Qualifying will be important as the pole sitter for this race has won 23 out of 31 times because the track has few passing zones.
Hot temperatures should make tire management key over the 66-lap race on a track notorious for being tough on tires. Leclerc complained about it during Friday’s practice.
Ferrari racing director Laurent Mekies acknowledged before qualifying that the Italian outfit “was not pleased with our long runs” due to the wear and tear on the tires.
“We are hoping to help with the upgrades (we brought to Spain) and give the tires an easier time,” Mekies said.
Hamilton has won the Spanish GP six times, and for each of the past five years. But the seven-time world champion entered the weekend as an outside challenger to what so far has been a two-man title fight between Verstappen and Leclerc.

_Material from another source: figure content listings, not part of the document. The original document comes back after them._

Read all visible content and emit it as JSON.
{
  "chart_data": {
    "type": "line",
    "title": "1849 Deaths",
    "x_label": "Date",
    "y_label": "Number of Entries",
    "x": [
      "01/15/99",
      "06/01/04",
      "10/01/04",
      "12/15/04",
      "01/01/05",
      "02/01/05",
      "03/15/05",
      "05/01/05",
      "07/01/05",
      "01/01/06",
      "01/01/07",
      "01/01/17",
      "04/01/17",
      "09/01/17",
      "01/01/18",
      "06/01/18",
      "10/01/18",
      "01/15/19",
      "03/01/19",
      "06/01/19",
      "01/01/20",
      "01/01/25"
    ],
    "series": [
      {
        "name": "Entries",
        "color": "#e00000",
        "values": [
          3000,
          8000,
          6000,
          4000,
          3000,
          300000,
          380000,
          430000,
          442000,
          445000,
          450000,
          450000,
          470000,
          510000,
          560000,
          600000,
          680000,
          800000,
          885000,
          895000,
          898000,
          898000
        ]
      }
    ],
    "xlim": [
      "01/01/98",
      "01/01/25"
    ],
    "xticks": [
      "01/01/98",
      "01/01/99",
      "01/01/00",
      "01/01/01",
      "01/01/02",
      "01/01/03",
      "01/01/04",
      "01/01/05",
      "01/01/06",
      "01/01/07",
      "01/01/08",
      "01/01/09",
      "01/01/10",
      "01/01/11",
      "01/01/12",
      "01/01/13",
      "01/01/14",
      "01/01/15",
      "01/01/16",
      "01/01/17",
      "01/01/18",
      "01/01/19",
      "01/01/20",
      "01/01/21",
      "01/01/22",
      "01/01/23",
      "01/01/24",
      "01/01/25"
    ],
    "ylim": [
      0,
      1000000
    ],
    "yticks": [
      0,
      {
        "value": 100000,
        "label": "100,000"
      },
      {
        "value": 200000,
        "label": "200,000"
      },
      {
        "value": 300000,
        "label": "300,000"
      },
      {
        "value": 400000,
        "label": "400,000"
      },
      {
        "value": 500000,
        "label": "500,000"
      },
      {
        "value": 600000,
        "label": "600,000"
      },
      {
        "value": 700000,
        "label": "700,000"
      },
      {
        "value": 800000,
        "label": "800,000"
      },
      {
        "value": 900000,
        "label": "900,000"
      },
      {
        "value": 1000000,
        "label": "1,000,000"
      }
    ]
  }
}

Hamilton has been beaten by new teammate Russell in four of five races this year as Mercedes has been slow out of the gate with its new car.
Echoing the positive impressions that Hamilton had from Friday's practice, Mercedes technical director Mike Elliot said that his team had done a lot to eliminate the bouncing effect — referred to as “porpoising" — that has plagued the team with the new car.
“We have definitely settled the car down,” Elliot said. He didn’t rule out a rebound that could return Mercedes to title contention.
“We were lucky enough to be at the front for a big period of time, and to now find ourselves as the challengers is lifting," he said. "We are not a huge distance behind, if we can get our car into position we have a chance.”